Continua a emozionare e a indurre a ponderare, riflettere sulla gravità del ricorso all’uso delle armi quanto affermato da Steve Kerr, coach dei Golden State Warriors, nel pre-partita di gara 4 contro i Dallas Mavericks, a poche ore di distanza dalla notizia della sparatoria di Uvalde, in Texas, nel corso della quale 19 bambini e due insegnanti hanno perso la vita nella folle sparatoria innescata da un diciottenne.
Un ragazzo che aveva assassinato, prima di uscire dalla stessa abitazione armato e iniziare una folle corsa in auto, la nonna.

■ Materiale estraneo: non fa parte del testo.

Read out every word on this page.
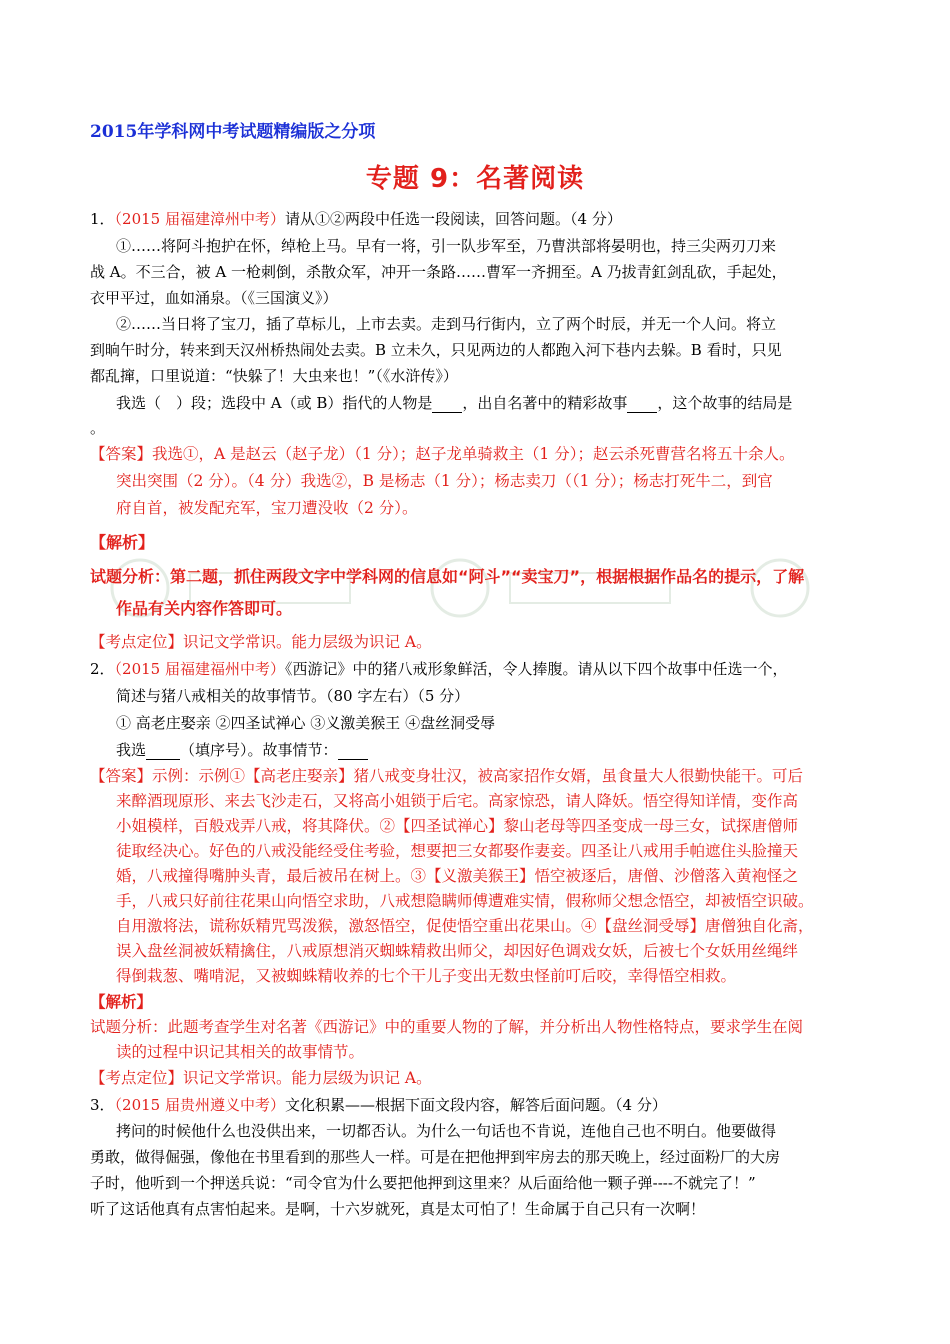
2015年学科网中考试题精编版之分项
专题 9：名著阅读
1．（2015 届福建漳州中考）请从①②两段中任选一段阅读，回答问题。（4 分）
①……将阿斗抱护在怀，绰枪上马。早有一将，引一队步军至，乃曹洪部将晏明也，持三尖两刃刀来
战 A。不三合，被 A 一枪刺倒，杀散众军，冲开一条路……曹军一齐拥至。A 乃拔青釭剑乱砍，手起处，
衣甲平过，血如涌泉。（《三国演义》）
②……当日将了宝刀，插了草标儿，上市去卖。走到马行街内，立了两个时辰，并无一个人问。将立
到晌午时分，转来到天汉州桥热闹处去卖。B 立未久，只见两边的人都跑入河下巷内去躲。B 看时，只见
都乱撺，口里说道：“快躲了！大虫来也！”（《水浒传》）
我选（　）段；选段中 A（或 B）指代的人物是 ，出自名著中的精彩故事 ，这个故事的结局是
。
【答案】我选①，A 是赵云（赵子龙）（1 分）；赵子龙单骑救主（1 分）；赵云杀死曹营名将五十余人。
突出突围（2 分）。（4 分）我选②，B 是杨志（1 分）；杨志卖刀（（1 分）；杨志打死牛二，到官
府自首，被发配充军，宝刀遭没收（2 分）。
【解析】
试题分析：第二题，抓住两段文字中学科网的信息如“阿斗”“卖宝刀”，根据根据作品名的提示，了解
作品有关内容作答即可。
【考点定位】识记文学常识。能力层级为识记 A。
2．（2015 届福建福州中考）《西游记》中的猪八戒形象鲜活，令人捧腹。请从以下四个故事中任选一个，
简述与猪八戒相关的故事情节。（80 字左右）（5 分）
① 高老庄娶亲 ②四圣试禅心 ③义激美猴王 ④盘丝洞受辱
我选 （填序号）。故事情节：
【答案】示例：示例①【高老庄娶亲】猪八戒变身壮汉，被高家招作女婿，虽食量大人很勤快能干。可后
来醉酒现原形、来去飞沙走石，又将高小姐锁于后宅。高家惊恐，请人降妖。悟空得知详情，变作高
小姐模样，百般戏弄八戒，将其降伏。②【四圣试禅心】黎山老母等四圣变成一母三女，试探唐僧师
徒取经决心。好色的八戒没能经受住考验，想要把三女都娶作妻妾。四圣让八戒用手帕遮住头脸撞天
婚，八戒撞得嘴肿头青，最后被吊在树上。③【义激美猴王】悟空被逐后，唐僧、沙僧落入黄袍怪之
手，八戒只好前往花果山向悟空求助，八戒想隐瞒师傅遭难实情，假称师父想念悟空，却被悟空识破。
自用激将法，谎称妖精咒骂泼猴，激怒悟空，促使悟空重出花果山。④【盘丝洞受辱】唐僧独自化斋，
误入盘丝洞被妖精擒住，八戒原想消灭蜘蛛精救出师父，却因好色调戏女妖，后被七个女妖用丝绳绊
得倒栽葱、嘴啃泥，又被蜘蛛精收养的七个干儿子变出无数虫怪前叮后咬，幸得悟空相救。
【解析】
试题分析：此题考查学生对名著《西游记》中的重要人物的了解，并分析出人物性格特点，要求学生在阅
读的过程中识记其相关的故事情节。
【考点定位】识记文学常识。能力层级为识记 A。
3．（2015 届贵州遵义中考）文化积累——根据下面文段内容，解答后面问题。（4 分）
拷问的时候他什么也没供出来，一切都否认。为什么一句话也不肯说，连他自己也不明白。他要做得
勇敢，做得倔强，像他在书里看到的那些人一样。可是在把他押到牢房去的那天晚上，经过面粉厂的大房
子时，他听到一个押送兵说：“司令官为什么要把他押到这里来？从后面给他一颗子弹----不就完了！”
听了这话他真有点害怕起来。是啊，十六岁就死，真是太可怕了！生命属于自己只有一次啊！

- Il toccante discorso di Kerr sulla strage di Uvalde
- Le critiche alla politica e alla lobby delle armi
- La tragedia personale di Steve Kerr
Il toccante discorso di Kerr sulla strage di Uvalde
In questo discorso, Kerr pur a ridosso di una gara fondamentale che avrebbe qualificato i suoi ragazzi alle Finals, le seste in otto anni sotto la sua gestione, ha incentrato il suo discorso su quanto accaduto ad appena 400 miglia di distanza a Uvalde ed ad esprimere in maniera inequivocabile sui responsabili di questa folle politica sulle armi, imputata dal presidente Biden alla lobby delle aziende produttrici e che comunque, sul versante politico, non ha trovato alcun argine efficace.
“Sono stanco, dobbiamo agire sulle armi. Queste carneficine avvengono soltanto negli Stati Uniti”, ha detto.

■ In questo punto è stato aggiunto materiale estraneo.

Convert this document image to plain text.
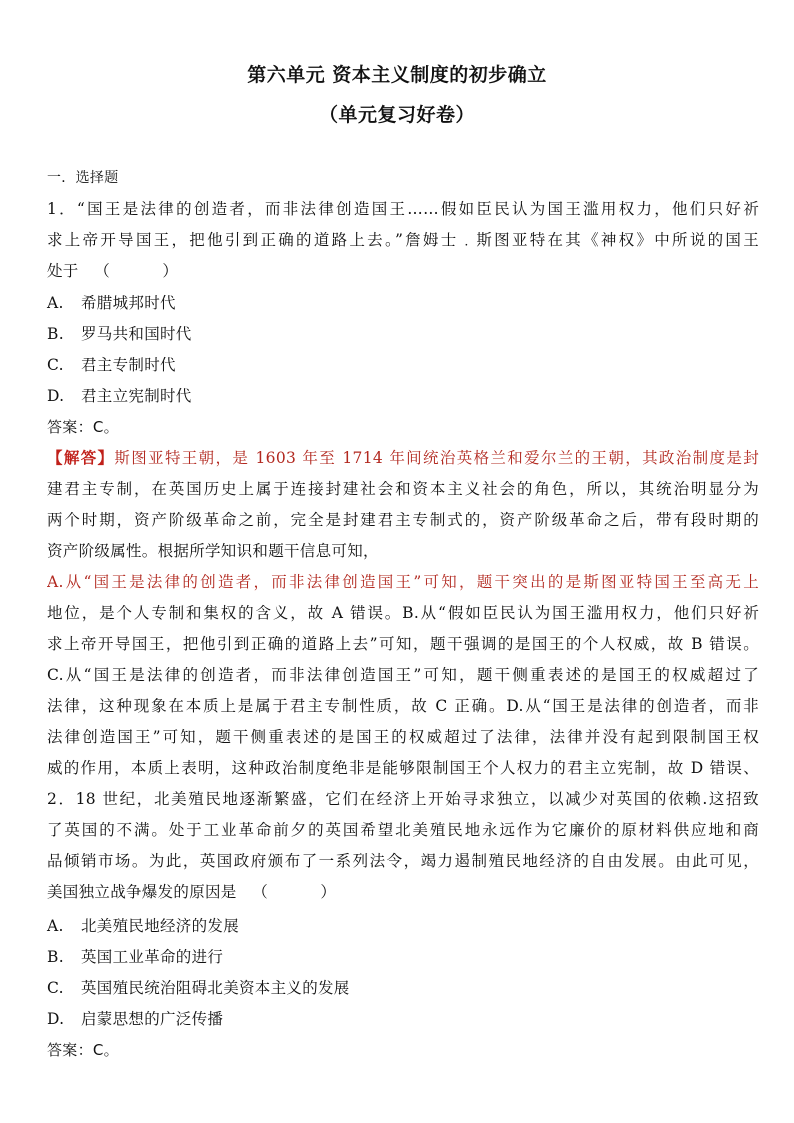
第六单元 资本主义制度的初步确立
（单元复习好卷）
一．选择题
1．“国王是法律的创造者，而非法律创造国王……假如臣民认为国王滥用权力，他们只好祈
求上帝开导国王，把他引到正确的道路上去。”詹姆士﹒斯图亚特在其《神权》中所说的国王
处于   （          ）
A. 希腊城邦时代
B. 罗马共和国时代
C. 君主专制时代
D. 君主立宪制时代
答案：C。
【解答】斯图亚特王朝，是 1603 年至 1714 年间统治英格兰和爱尔兰的王朝，其政治制度是封
建君主专制，在英国历史上属于连接封建社会和资本主义社会的角色，所以，其统治明显分为
两个时期，资产阶级革命之前，完全是封建君主专制式的，资产阶级革命之后，带有段时期的
资产阶级属性。根据所学知识和题干信息可知，
A.从“国王是法律的创造者，而非法律创造国王”可知，题干突出的是斯图亚特国王至高无上
地位，是个人专制和集权的含义，故 A 错误。B.从“假如臣民认为国王滥用权力，他们只好祈
求上帝开导国王，把他引到正确的道路上去”可知，题干强调的是国王的个人权威，故 B 错误。
C.从“国王是法律的创造者，而非法律创造国王”可知，题干侧重表述的是国王的权威超过了
法律，这种现象在本质上是属于君主专制性质，故 C 正确。D.从“国王是法律的创造者，而非
法律创造国王”可知，题干侧重表述的是国王的权威超过了法律，法律并没有起到限制国王权
威的作用，本质上表明，这种政治制度绝非是能够限制国王个人权力的君主立宪制，故 D 错误、
2．18 世纪，北美殖民地逐渐繁盛，它们在经济上开始寻求独立，以减少对英国的依赖.这招致
了英国的不满。处于工业革命前夕的英国希望北美殖民地永远作为它廉价的原材料供应地和商
品倾销市场。为此，英国政府颁布了一系列法令，竭力遏制殖民地经济的自由发展。由此可见，
美国独立战争爆发的原因是   （          ）
A. 北美殖民地经济的发展
B. 英国工业革命的进行
C. 英国殖民统治阻碍北美资本主义的发展
D. 启蒙思想的广泛传播
答案：C。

Le critiche alla politica e alla lobby delle armi
Kerr non ha mai celato la sua posizione in merito a temi di estrema attualità, impegno civile in uno Stato condizionato da una linea filotrumpiana, di sostegno alla corsa alle armi e anche sopraffatta da indubbi problemi di convivenza esplosi in altrettanti episodi di violenza inaudita.
La sua morale, la sua sensibilità mostrata sono conseguenza della sua drammatica storia personale, quando perse suo padre Malcolm, 52enne all’epoca, in una sparatoria a Beirut, in Libano, dove era nato e dove aveva lavorato come professore in studi mediorientali e arabi all’Università Americana prima di diventarne presidente.

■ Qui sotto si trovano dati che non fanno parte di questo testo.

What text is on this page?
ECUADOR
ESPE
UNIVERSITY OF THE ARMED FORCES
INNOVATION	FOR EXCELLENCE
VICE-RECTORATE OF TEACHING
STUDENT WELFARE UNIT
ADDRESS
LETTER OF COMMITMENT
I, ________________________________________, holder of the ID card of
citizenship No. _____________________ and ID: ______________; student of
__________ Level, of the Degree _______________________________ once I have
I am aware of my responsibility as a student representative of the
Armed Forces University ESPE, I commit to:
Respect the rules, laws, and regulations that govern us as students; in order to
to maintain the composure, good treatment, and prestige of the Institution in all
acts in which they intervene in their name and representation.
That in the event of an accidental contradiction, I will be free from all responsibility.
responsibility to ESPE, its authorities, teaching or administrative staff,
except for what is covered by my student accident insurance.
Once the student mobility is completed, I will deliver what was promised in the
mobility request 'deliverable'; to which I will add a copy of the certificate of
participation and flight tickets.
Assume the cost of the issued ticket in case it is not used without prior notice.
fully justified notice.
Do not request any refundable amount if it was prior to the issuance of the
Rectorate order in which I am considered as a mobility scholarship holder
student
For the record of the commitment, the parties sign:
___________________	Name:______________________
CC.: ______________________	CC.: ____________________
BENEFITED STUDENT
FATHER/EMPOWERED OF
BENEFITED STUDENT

La tragedia personale di Steve Kerr
Due uomini, riconducibili poi a un gruppo di estremisti islamici che immediatamente rivendicò l’attentato, spararono alla nuca Kerr uccidendolo sul colpo proprio nel suo ufficio. Un atragedia che ha segnato la sua esistenza, disegnando i confini entro cui muovere le parole dettate oggi da una coscienza e da un vissuto che non sono comprensibili da quanti hanno patito le conseguienze della violenza, qualunque fosse la presunta matrice.